Artikel 3 De Raamovereenkomst gaat uit van een lichte commissie. Een onafhankelijke voorzitter is dan niet nodig.
Artikel 4 Het ligt voor de hand dat de commissie op het provinciehuis bijeenkomt en daar ook haar ondersteuning krijgt. De kosten van de ondersteuning worden met partijen geregeld.
Artikel 5 De omvang van de commissie maakt het mogelijk telefonisch te vergaderen. Dan moet wel gegarandeerd zijn dat ieder lid tijdig op de hoogte is van de te nemen besluiten. De verplichting voor ons uitzondering te maken in geval van geheimhouding vloeit voort uit artikel 81, eerste lid, van de Provinciewet. Als de commissie het vaststellen van een reglement van orde noodzakelijk acht, zendt zij ons daarvan een afschrift. De openbaarheid hoort geregeld te worden krachtens artikel 81, vijfde lid Provinciewet.

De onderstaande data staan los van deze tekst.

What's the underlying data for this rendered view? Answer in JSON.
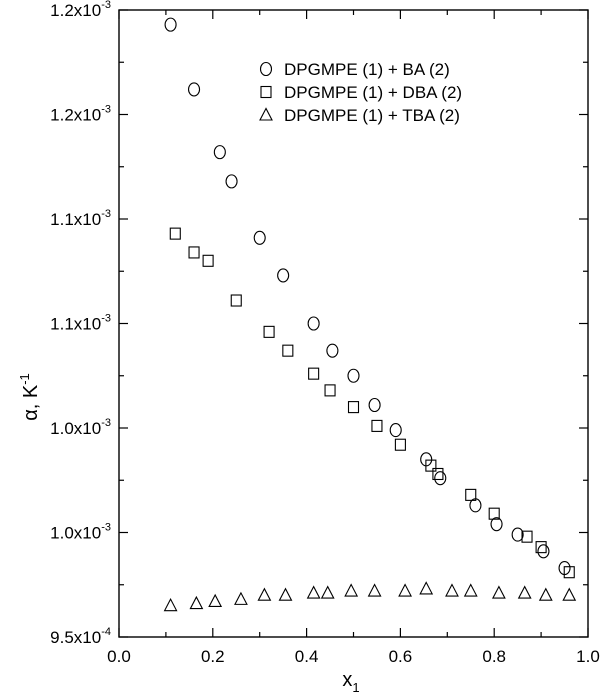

Artikel 6 Artikel 6 is de weergave van artikel 10 van de Raamovereenkomst. Het opleggen van een openbaarheidregeling, waartoe artikel 81, vijfde lid, van de Provinciewet ons de mogelijkheid biedt, lijkt ons niet nodig. In het artikel wordt gesproken over het project Hart van de Heuvelrug. Inmiddels wordt Hart van de Heuvelrug een programma genoemd, omdat het bestaat uit meerdere projecten. Hier is de terminologie van de raamovereenkomst aangehouden. Daarnaast is in artikel 6 van de raamovereenkomst nog een taak aan de commissie opgedragen namelijk het toezicht op de rood-groenbalans.
Artikel 7 Uit artikel 10, derde alinea, eerste zin, vloeit voort dat partijen bij de Raamovereenkomst overschotten uit de financiële verevening van clusters op een rekening van de provincie storten. Wij dienen dan zorg te dragen dat de commissie daarover de beschikking heeft. De commissie bepaalt vervolgens zelf hoe zij met die financiële middelen omgaat. Omdat de provincie, als rechtspersoon, formeel eigenaar van de middelen blijft, blijft zij ook verantwoordelijk voor de toepassing met betrekking tot die middelen van titel IV van de Provinciewet, inzake begroting, jaarrekening, administratie en controle.
Artikel 8 Onze bevoegdheden in geval van delegatie zijn aangegeven in de artikelen 10:16, 10:17 en 10:18 van de Algemene wet bestuursrecht. Omdat het hier uitvoering van de Raamovereenkomst betreft, horen wij die bevoegdheden alleen in overeenstemming met de contractspartijen uit te voeren.
Artikel 9 De bekendmaking in het provinciaal blad als voorwaarde voor inwerkingtreding vloeit voort uit artikel 81, derde lid, van de Provinciewet.